Regarding good API design: I'd like to question the idea that a listener socket is exposed as "stream" in PHP .... a listener socket is all but a stream. No data is ever transferred over it. Streams and listeners have nothing in common. Even if they are both file descriptors at the system call level, exposing them as the same type of object in a high-level language never made sense. This mixup is what causes the confusion about using feof() on a listener socket - not good API design.

I wonder if it would be possible to expose listeners as a different built-in class?

[cmb69]

I suppose it might be possible to check the stream->ops->label

That would technically be possible, but appears rather fragile to me. What if new stream types get added? (By an extension?) Correct behavior should be ensured by good API design.

Adding a new member would likely constitute an ABI break, in which case we cannot fix this for PHP 8.2 (master would be fine).
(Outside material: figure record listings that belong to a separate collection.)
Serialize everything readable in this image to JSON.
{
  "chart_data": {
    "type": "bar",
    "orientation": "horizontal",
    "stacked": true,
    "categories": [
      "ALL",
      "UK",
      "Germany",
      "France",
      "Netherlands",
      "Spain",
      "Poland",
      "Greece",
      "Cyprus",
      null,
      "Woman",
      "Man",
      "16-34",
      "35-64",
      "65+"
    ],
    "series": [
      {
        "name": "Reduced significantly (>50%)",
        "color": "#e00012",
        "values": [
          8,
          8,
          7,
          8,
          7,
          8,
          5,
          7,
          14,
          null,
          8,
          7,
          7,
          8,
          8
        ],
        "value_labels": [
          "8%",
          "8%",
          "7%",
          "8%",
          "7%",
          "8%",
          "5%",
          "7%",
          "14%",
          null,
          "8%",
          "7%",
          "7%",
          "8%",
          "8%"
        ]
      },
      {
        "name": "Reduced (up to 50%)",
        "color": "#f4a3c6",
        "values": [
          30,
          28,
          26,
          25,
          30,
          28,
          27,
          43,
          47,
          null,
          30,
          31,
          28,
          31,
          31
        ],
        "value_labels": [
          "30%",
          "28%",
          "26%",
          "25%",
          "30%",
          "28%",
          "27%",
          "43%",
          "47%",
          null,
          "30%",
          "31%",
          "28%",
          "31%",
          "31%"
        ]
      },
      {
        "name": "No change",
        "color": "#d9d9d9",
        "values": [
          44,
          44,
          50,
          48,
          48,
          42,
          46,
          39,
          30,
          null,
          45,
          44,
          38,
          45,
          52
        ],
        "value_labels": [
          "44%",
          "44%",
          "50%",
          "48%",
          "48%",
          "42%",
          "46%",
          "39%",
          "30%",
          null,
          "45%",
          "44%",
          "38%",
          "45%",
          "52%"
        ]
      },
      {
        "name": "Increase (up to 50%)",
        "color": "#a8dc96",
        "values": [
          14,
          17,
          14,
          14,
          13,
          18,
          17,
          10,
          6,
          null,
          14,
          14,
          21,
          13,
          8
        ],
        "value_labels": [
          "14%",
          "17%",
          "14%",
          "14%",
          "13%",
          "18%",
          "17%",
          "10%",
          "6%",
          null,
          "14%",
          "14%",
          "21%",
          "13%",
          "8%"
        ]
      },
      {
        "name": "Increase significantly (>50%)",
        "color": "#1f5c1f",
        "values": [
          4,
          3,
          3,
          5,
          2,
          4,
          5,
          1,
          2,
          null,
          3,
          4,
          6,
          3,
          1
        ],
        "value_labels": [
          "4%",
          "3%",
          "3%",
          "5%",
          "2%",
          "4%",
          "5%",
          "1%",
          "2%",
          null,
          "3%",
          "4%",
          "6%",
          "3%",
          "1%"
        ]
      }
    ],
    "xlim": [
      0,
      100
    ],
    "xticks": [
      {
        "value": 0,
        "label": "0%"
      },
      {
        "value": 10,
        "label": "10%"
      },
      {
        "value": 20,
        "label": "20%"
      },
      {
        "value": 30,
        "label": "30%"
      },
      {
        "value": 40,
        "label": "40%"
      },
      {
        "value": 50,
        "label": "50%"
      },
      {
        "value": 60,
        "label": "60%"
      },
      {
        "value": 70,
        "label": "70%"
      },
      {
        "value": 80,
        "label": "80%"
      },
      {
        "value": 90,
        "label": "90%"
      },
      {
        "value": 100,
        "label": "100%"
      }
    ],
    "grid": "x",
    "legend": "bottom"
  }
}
Using a fragile workaround as a stop gap measure might be sensible.

I wonder if it would be possible to expose listeners as a different built-in class?

That would constitute a serious BC break, so cannot be done prior to PHP 9. Our long term goal is to get rid of all stream resources, but accomplishing that is hard (if not impossible) for practical reasons.

[MaxKellermann]

I suppose it might be possible to check the stream->ops->label field of a php_stream and see if calling feof() on it makes sense?

I checked - no, it doesn't work.

(gdb) p stream.ops.label
$5 = 0x5555566a6c43 "unix_socket"

Can't see whether this is a listener socket or a connection socket.